In regards to Kurdistan, there are some things to iron out. Such as the treatment of a number of minorities with Iraqi Kurdistan, for Starters.

19 Destro  Fri, Dec 7, 2012 11:10:30pm

re: #18 ProGunLiberal

A) When did I say anything positive about China? I am against free trade and globalization.

B) The Palestinians themselves want UN recognition. Why is someone like you who claims he is sympathetic to them denying this aspiration?

C) While I mentioned my position on Kurdistan sympathetic to their independence, I totally understand why no power supports Kurdish statehood (and gave an example) while they support Palestinian statehood, thus to the crux of the strawman argument comparing the world's support for independent Palestine and not so much for Kurdistan.

Let me know when you get you act together and answer the above.

20 Dark_Falcon  Sat, Dec 8, 2012 6:57:45am

re: #16 Destro

That was a bit of realpolitik on Carter's part and its clear why he did what he did; Jimmy Carter believed that Richard Nixon's rapprochement with China was something worth maintaining and part of the price for this was supporting the Khmer Rouge in the UN. Ugly as that was, it was a decision born of power politics and in my opinion it was the correct decision as well, given America's interests.

21 Dark_Falcon  Sat, Dec 8, 2012 6:58:54am

re: #12 Destro

re: #13 Destro

re: #19 Destro

Fling an insult, get a downding.

22 Dark_Falcon  Sat, Dec 8, 2012 7:03:41am

re: #19 Destro

The reason PLL doesn't push as strongly for Kurdish statehood is because he knows it's just not in the cards. The opposition to it is just too fierce and that opposition would have to be overcome in no fewer than 4 countries. That's vanishingly unlikely to happen, and you should know that. Best that can be done is get those nations to respect the rights of their Kurdish citizens.

23 Destro  Sat, Dec 8, 2012 2:13:19pm

re: #21 Dark_Falcon

re: #13 Destro

re: #19 Destro

Fling an insult, get a downding.

I didn't see you downding progunlibral # 9 and #18 so fuck your faux outrage.

24 Destro  Sat, Dec 8, 2012 2:15:25pm

re: #22 Dark_Falcon

The reason PLL doesn't push as strongly for Kurdish statehood is because he knows it's just not in the cards. The opposition to it is just too fierce and that opposition would have to be overcome in no fewer than 4 countries. That's vanishingly unlikely to happen, and you should know that. Best that can be done is get those nations to respect the rights of their Kurdish citizens.

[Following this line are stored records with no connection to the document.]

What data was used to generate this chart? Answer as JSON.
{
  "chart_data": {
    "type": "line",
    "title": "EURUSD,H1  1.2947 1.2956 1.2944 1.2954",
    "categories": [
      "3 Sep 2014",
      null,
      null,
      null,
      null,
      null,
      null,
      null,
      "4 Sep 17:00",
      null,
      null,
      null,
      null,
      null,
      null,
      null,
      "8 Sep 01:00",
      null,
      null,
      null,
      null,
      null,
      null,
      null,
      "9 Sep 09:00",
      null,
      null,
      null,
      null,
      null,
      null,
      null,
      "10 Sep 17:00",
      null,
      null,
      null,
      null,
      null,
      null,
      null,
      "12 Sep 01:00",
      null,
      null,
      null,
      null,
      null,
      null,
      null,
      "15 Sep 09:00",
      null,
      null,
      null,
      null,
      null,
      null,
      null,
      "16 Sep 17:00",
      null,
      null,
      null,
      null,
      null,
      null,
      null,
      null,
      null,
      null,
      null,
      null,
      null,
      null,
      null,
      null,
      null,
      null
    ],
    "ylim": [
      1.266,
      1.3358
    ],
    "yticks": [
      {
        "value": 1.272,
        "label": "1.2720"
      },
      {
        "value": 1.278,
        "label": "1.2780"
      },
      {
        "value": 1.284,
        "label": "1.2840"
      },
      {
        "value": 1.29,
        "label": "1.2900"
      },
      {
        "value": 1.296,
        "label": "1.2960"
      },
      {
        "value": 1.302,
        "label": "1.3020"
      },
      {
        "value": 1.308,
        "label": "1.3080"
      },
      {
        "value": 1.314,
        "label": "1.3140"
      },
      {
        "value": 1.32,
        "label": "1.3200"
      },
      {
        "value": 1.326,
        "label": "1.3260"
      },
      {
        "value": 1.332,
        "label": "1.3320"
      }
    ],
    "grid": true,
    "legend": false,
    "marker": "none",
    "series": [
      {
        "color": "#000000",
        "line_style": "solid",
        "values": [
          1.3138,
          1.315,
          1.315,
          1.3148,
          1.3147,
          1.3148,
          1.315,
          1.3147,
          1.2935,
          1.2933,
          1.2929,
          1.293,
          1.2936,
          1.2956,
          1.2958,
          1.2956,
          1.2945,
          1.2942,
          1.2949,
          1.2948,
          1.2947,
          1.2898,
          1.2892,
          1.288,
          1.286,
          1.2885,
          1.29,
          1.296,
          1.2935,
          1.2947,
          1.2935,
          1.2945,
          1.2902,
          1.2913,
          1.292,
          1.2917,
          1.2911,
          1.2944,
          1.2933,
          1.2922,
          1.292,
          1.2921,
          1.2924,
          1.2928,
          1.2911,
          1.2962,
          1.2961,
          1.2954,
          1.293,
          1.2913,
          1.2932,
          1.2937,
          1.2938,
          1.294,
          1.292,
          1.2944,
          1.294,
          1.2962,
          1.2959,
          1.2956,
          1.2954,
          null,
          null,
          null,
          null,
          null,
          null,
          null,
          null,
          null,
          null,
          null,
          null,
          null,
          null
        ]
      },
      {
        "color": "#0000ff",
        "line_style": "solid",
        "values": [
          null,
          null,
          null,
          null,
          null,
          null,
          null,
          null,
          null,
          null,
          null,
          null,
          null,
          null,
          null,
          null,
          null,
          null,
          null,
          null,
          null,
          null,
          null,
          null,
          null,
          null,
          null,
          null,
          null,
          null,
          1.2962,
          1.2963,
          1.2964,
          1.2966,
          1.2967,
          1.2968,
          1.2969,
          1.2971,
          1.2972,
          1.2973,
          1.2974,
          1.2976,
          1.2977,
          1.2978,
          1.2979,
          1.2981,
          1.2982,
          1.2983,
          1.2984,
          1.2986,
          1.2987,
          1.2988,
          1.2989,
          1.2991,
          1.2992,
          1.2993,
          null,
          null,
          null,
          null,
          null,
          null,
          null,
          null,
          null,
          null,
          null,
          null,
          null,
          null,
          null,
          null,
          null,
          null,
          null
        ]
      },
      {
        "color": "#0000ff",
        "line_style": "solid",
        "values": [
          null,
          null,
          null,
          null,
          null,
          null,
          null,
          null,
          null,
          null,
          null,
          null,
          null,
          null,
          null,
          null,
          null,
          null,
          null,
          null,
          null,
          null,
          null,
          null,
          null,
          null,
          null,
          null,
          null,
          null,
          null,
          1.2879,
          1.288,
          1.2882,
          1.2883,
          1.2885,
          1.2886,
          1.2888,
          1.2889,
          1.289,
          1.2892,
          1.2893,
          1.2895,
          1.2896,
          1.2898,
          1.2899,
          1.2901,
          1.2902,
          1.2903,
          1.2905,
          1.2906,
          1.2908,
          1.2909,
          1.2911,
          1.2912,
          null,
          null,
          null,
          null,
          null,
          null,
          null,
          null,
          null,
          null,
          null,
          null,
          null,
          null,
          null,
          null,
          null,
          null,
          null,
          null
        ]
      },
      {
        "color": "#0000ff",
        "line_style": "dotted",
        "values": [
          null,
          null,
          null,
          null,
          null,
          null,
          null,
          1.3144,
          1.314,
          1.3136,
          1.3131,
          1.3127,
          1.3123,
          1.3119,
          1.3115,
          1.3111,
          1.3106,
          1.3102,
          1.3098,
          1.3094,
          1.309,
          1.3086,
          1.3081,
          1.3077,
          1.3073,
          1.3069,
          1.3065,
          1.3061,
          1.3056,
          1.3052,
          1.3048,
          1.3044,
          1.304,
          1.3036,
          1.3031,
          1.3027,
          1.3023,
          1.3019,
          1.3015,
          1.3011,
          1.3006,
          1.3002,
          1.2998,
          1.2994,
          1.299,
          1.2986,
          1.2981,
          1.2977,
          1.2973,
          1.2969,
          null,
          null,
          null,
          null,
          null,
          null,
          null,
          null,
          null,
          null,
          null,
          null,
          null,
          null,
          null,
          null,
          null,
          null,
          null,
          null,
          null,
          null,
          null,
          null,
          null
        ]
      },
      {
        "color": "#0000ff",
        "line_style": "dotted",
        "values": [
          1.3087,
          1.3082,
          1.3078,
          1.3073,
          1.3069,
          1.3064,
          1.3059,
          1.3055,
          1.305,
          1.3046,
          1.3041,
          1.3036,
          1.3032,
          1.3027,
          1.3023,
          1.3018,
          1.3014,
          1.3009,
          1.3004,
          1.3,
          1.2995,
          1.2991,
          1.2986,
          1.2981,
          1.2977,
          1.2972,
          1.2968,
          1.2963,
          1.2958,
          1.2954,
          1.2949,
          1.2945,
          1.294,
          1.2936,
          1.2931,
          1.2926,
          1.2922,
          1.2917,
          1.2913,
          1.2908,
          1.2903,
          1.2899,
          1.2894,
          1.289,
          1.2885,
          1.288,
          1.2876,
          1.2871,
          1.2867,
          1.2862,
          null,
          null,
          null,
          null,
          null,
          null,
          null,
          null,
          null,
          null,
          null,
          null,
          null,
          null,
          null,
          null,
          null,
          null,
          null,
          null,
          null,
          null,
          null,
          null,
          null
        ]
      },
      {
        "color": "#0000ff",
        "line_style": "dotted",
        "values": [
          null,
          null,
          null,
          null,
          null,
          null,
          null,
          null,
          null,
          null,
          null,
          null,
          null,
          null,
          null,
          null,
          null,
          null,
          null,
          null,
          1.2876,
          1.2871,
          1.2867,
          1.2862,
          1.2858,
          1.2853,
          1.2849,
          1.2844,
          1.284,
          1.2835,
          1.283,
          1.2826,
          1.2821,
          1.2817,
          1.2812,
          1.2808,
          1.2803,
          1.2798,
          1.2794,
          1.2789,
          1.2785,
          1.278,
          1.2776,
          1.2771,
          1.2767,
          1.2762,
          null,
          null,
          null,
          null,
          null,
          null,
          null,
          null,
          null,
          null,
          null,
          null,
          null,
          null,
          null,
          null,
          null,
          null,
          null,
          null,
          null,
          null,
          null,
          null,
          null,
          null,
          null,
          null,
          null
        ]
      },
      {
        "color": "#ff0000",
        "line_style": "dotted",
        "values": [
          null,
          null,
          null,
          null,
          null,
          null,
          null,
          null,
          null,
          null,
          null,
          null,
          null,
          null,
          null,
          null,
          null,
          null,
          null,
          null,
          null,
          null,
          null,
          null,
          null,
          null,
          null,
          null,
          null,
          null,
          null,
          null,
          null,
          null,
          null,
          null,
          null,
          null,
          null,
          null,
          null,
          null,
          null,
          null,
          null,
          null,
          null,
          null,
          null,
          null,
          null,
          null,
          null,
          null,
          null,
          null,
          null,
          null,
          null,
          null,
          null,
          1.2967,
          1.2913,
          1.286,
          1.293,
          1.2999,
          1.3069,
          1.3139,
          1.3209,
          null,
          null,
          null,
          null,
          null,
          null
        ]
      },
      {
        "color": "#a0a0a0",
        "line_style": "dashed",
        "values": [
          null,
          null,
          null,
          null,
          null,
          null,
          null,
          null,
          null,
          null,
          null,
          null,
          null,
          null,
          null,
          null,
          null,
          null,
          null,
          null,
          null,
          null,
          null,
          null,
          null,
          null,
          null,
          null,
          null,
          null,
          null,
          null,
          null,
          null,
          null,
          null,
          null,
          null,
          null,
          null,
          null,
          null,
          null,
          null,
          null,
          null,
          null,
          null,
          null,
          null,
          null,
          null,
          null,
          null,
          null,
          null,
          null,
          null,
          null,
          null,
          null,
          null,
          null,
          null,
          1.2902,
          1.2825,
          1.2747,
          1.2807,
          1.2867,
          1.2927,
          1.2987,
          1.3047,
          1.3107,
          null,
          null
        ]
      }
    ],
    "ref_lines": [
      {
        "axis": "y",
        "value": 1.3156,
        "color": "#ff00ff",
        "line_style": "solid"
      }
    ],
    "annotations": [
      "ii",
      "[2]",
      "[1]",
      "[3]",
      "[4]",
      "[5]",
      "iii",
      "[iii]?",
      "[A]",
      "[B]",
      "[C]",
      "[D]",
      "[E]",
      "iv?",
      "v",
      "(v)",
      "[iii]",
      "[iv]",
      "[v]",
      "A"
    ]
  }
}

I do know that. It is what I said. Which is why support for Palestinian nationhood is popular and Kurdish statehood is not. In other words, you just answered the question: Why Palestinians yes, Kurds no?

Destro FTW.

25 ProMayaLiberal  Sat, Dec 8, 2012 3:07:14pm

re: #24 Destro

Have a little bit of a bloated opinion of yourself, no?

Also, the kurds in Iraq have not been perfect. Better than the other two, yes.

However, they do not rebuild Assyrian Villages and have been known to appoint Kurds to represent minority groups, without the group even being given a voice into the selection. In addition, they are doing some serious efforts to marginalize the people already living in the Ninevah Plain and Kirkuk.

Would it be nice to have an Independent Kurdistan? Yes.

Would they be any better about minority treatment than the nations they are already a part of? No.